China's Bo Xilai Defiant in First Day of Corruption Trial
BEIJING-When disgraced Chinese politician Bo Xilai was marched out in front of a Jinan courtroom Thursday in the eastern province of Shandong, he was flanked by two towering court officers. They dwarfed the 6'1? former Chinese Politburo member.
For Bo, known for his stature and charisma, it was clearly orchestrated to be an emasculating display.
This was the former Chongqing Party secretary's first public appearance since March 2012 when he was detained, stripped of his posts and later charged with corruption, abuse of power and embezzlement. The closed-door trial has been dubbed the most significant trial in China since the infamous Gang of Four trial in 1980. It was the conclusion of the biggest political scandal to hit China in a generation (Click here for a brief history of the Bo Xilai saga) and was expected to be carefully choreographed.
After the initial entrance, however, Bo appeared to have thrown out the script, according to accounts of the trial provided to non-state media.
The 64-year-old fallen politician stayed true to his feisty reputation and was defiant from the start.

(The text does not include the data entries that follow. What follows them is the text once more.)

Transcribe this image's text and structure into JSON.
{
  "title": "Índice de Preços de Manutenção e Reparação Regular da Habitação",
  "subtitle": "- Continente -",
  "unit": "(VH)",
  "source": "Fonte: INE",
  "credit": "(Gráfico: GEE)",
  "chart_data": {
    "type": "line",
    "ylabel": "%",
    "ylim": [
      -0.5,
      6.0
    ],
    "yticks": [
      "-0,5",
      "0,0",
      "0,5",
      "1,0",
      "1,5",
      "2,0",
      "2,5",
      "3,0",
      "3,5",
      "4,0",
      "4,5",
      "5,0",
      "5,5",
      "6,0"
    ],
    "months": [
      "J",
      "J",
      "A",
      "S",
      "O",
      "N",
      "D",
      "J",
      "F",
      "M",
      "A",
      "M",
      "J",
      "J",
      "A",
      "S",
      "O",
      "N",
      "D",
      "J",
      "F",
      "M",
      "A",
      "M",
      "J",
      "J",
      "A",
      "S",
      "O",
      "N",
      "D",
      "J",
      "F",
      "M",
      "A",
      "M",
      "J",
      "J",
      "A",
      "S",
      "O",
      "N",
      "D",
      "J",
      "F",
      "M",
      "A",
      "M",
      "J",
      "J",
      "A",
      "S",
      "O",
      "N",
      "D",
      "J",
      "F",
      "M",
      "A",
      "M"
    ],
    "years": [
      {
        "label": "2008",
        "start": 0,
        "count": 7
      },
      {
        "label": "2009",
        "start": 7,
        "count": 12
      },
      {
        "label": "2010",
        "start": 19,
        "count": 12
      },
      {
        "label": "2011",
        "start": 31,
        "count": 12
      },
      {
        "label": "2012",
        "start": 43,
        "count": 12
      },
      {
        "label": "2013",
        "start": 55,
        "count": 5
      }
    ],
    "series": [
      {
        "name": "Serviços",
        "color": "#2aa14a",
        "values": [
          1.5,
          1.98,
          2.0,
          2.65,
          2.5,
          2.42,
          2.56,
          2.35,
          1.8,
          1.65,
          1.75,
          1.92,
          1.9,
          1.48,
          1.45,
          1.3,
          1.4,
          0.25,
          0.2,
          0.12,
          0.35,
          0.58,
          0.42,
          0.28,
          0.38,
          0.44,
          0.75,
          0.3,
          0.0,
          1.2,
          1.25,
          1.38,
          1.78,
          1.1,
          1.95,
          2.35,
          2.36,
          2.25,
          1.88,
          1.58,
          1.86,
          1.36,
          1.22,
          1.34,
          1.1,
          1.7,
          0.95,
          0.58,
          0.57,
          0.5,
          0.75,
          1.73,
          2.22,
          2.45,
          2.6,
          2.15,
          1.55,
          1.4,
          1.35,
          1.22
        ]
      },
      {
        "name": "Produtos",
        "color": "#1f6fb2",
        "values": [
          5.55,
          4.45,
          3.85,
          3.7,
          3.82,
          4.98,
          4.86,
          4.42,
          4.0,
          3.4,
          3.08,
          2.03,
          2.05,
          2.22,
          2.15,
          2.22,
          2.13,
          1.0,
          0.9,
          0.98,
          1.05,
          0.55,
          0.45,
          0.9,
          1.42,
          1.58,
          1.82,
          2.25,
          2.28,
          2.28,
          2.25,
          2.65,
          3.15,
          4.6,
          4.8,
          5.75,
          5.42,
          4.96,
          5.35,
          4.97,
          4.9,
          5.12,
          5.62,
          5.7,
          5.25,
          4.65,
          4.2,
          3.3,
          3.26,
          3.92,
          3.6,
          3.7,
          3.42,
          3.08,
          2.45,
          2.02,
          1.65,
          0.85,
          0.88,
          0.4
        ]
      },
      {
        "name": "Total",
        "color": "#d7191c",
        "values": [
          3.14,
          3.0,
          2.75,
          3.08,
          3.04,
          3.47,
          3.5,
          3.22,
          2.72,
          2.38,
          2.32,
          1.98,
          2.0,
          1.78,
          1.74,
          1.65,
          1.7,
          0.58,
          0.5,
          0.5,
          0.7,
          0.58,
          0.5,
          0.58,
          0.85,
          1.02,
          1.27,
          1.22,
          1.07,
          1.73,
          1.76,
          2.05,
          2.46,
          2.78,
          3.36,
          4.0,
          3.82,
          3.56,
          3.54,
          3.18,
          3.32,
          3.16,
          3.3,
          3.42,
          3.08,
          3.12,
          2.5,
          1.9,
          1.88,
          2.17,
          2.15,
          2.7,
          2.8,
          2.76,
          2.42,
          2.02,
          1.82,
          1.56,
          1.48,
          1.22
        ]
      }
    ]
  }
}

Bo Xilai, who was once tapped to reach the upper echelons of Chinese power, was not going down without a fight.
In the opening salvo of what is expected to be a two-day trial, Bo scoffed at the first charge laid before him.
When asked by the court whether he had received 1.1 million yuan ($18,780) in bribes from Tang Xiaolin, a businessman and key witness for the prosecution, Bo flatly denied it.
According to transcript released by the Jinan Intermediate Court over the Chinese version of Twitter, Sina Weibo (that in itself an unprecedented move), Bo claimed that he made a false confession while being investigated by the Communist Party's disciplinary commission.
Bo told the court, "I had gone against my heart and admitted [accepting bribes from Tang and another businessman Xu Ming] while the Central Disciplinary Commission investigated me, and said I was willing to accept legal responsibilities."
He then added, "I had no knowledge of these details back then, my brain was blank."
Bo called Tang a "crazy dog," "corrupt man and fraudster" and said that Tang provided false "blasphemous" evidence against him in exchange for leniency in his own crimes.
Bo dismissed Tang's testimony as "the ugly performance of a person selling his soul."
Again and again throughout the first full day of the hearing, in a substantive back and forth with the prosecution, Bo deflected the charges against him by trying to point out holes in the prosecution's evidence.
Bo's wife Gu Kailai, who was found guilty last year in the murder of the British businessman Neil Heywood, also submitted written testimony which Bo decried as "very comical, laughable."
According to the testimony, Gu said that she took several hundred thousand Yuan and tens of thousands of US dollars from a shared safe in their homes in Northeastern Chinese city of Shenyang and Beijing. She used the funds, implied to be from the various bribes Bo took in over the years, while she was staying with their son Bo Guagua in the UK.
According to transcripts Bo scoffed and said that Gu, who had been a successful lawyer in her own right, did not need to take money from their shared stash because she had her own source of income that far exceeded the money she allegedly took from the safe.
When the Bo Xilai political scandal was at its height last year it had almost threatened the derail the prospects of a smooth once-in-decade transition of power in China. Now a year later and with the transition is proceeding without a hitch, Chinese President and Communist Party Secretary General Xi Jinping has been defining his first year in power by launching an anti-corruption drive within the Party.
"Things are settling with President Xi now. He wanted to use Bo's case to show his commitment to anti-corruption efforts and also to solidify his power," Hu Xingdou, professor at the Beijing Institute of Technology and a prominent blogger, told ABC News.
"Xi Jinping promised the people that he would punish both the 'flies' and 'tigers'," said Xu. "Bo Xilai might be the tiger he was referring to."
Despite the extraordinary move by the Jinan Intermediate Court to live-tweet the transcripts of the trial onto Sina Weibo, foreign journalists were not allowed inside the courtroom, only selected state media.
Instead they were relegated into a holding area outside the courthouse or a conference room in the nearby hotel which doubled as the official media center with a LCD television screen featuring the live micro-blog feed from the court.
Many believed that the limited access was in case Bo proved to be defiant. However his defiance as shown in the transcripts and the seeming openness of the live feed from the court were most likely intended to demonstrate that Bo was indeed getting a semblance of a fair and open trial.
Speaking to Reuters, Zhang Sizhi, the lawyer who defended Mao Zedong's widow Jiang Qing in the Gang of Four trial, offered this analysis: "He knows exactly what to say and what not to say. It seems some sort of understanding was reached ahead of time."
ABC News Beijing Bureau's Kaijing Xiao contributed to this story.